Cassius Clay Trial

In August 1843, a political rally was held at Russell Cave, six miles north of Lexington, during which Samuel M. Brown attacked Cassius M. Clay.  Clay was a well-known abolitionist.  As Robert Wickliffe was speaking, Clay voiced his objection and Brown stuck Clay with several blows.  “In the affray, Mr. Clay was shot by Mr. Brown, the ball striking him just under the last rib on the left side, but coming in contract with the scabbard of Mr. Clay’s bowie knife, did no injury.  Mr. Brown was badly cut in several places about the head and face by Mr. Clay with the knife.”[i]

Clay was charged with mayhem, while Brown was not charged.  Clay hired his cousin, Henry Clay, to defend him before a “pro slavery” jury.  Many observers credited Clay’s closing argument as the turning point in the trail.  He was found not guilty.  A portion of his closing included:

"The question which this jury of freemen is called upon their honor and conscience to decide, is not whether the political views and sentiments of the prisoner were just or not, nor whether they agreed or disagreed with yours; nor yet, if they were just, whether ill-timed or out of place. You are bound, on your oaths, to say, was Clay acting in his constitutional and legal right?”

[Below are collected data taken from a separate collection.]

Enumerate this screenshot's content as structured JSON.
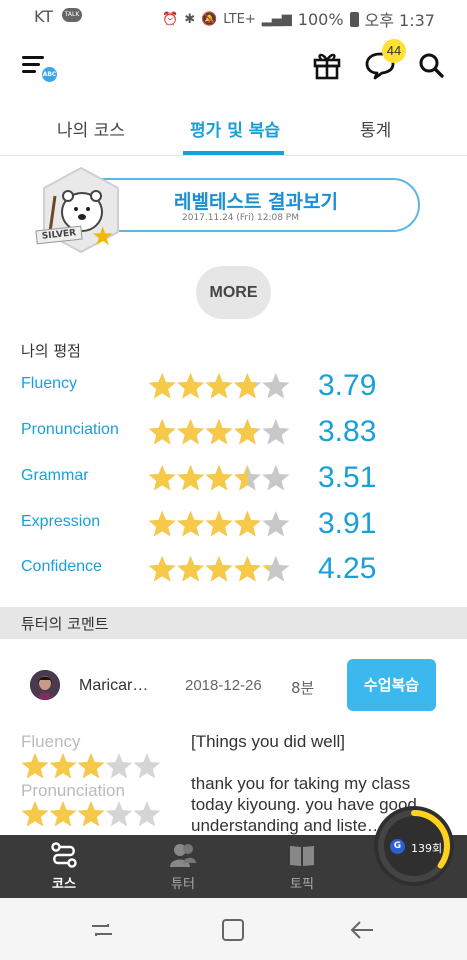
{
  "status_bar": {
    "carrier": "KT",
    "talk_icon": "TALK",
    "network": "LTE+",
    "battery": "100%",
    "time": "오후 1:37"
  },
  "app_bar": {
    "menu_badge": "ABC",
    "chat_badge_count": "44"
  },
  "tabs": [
    {
      "label": "나의 코스",
      "active": false
    },
    {
      "label": "평가 및 복습",
      "active": true
    },
    {
      "label": "통계",
      "active": false
    }
  ],
  "level_test": {
    "title": "레벨테스트 결과보기",
    "date": "2017.11.24 (Fri) 12:08 PM",
    "level_badge": "SILVER"
  },
  "more_button": "MORE",
  "my_rating": {
    "title": "나의 평점",
    "items": [
      {
        "label": "Fluency",
        "value": "3.79",
        "stars": 3.79
      },
      {
        "label": "Pronunciation",
        "value": "3.83",
        "stars": 3.83
      },
      {
        "label": "Grammar",
        "value": "3.51",
        "stars": 3.51
      },
      {
        "label": "Expression",
        "value": "3.91",
        "stars": 3.91
      },
      {
        "label": "Confidence",
        "value": "4.25",
        "stars": 4.25
      }
    ]
  },
  "comments": {
    "section_title": "튜터의 코멘트",
    "tutor_name": "Maricar…",
    "date": "2018-12-26",
    "duration": "8분",
    "review_button": "수업복습",
    "mini_ratings": [
      {
        "label": "Fluency",
        "stars": 3
      },
      {
        "label": "Pronunciation",
        "stars": 3
      }
    ],
    "text_line1": "[Things you did well]",
    "text_line2": "thank you for taking my class",
    "text_line3": "today kiyoung. you have good",
    "text_line4": "understanding and liste…"
  },
  "bottom_nav": [
    {
      "label": "코스",
      "icon": "course-icon",
      "active": true
    },
    {
      "label": "튜터",
      "icon": "tutor-icon",
      "active": false
    },
    {
      "label": "토픽",
      "icon": "book-icon",
      "active": false
    }
  ],
  "lesson_counter": {
    "g_label": "G",
    "count": "139회",
    "progress": 0.35
  },
  "colors": {
    "accent": "#1aa0d8",
    "star": "#f7c948",
    "star_empty": "#c8c8c8",
    "button": "#3cb8ef"
  }
}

“Was he aggressive, or resting peaceably in the security of the laws which guard alike the safety of you, and me, and him? And yet more: Did he occupy even higher ground than all human enactments - the eternal laws of self-defense - which come only of God, and which none but He can annul, judge, or punish?”

“Standing, as he did, without aiders or abettors, and without popular sympathy; with the fatal pistol of conspired murderers pointed at his heart, would you have had him meanly and cowardly fly?  Or would you have had him to do just what he did do — there stand in defense, or there fall?"[ii]

 

[i] Coleman (Court Houses), pages 18-19, Coleman (Squire’s), page 41 and Lexington Observer & Reporter, August 5, 1843.

[ii] Clay, Cassius M., The Life of Cassius Marcellus Clay, J. Fletcher Brennan & Company, Cincinnati, 1886, pages 86-88.

References: 
William M. Ambrose, Bluegrass Court Houses, Limestone Press, Lexington, 2013.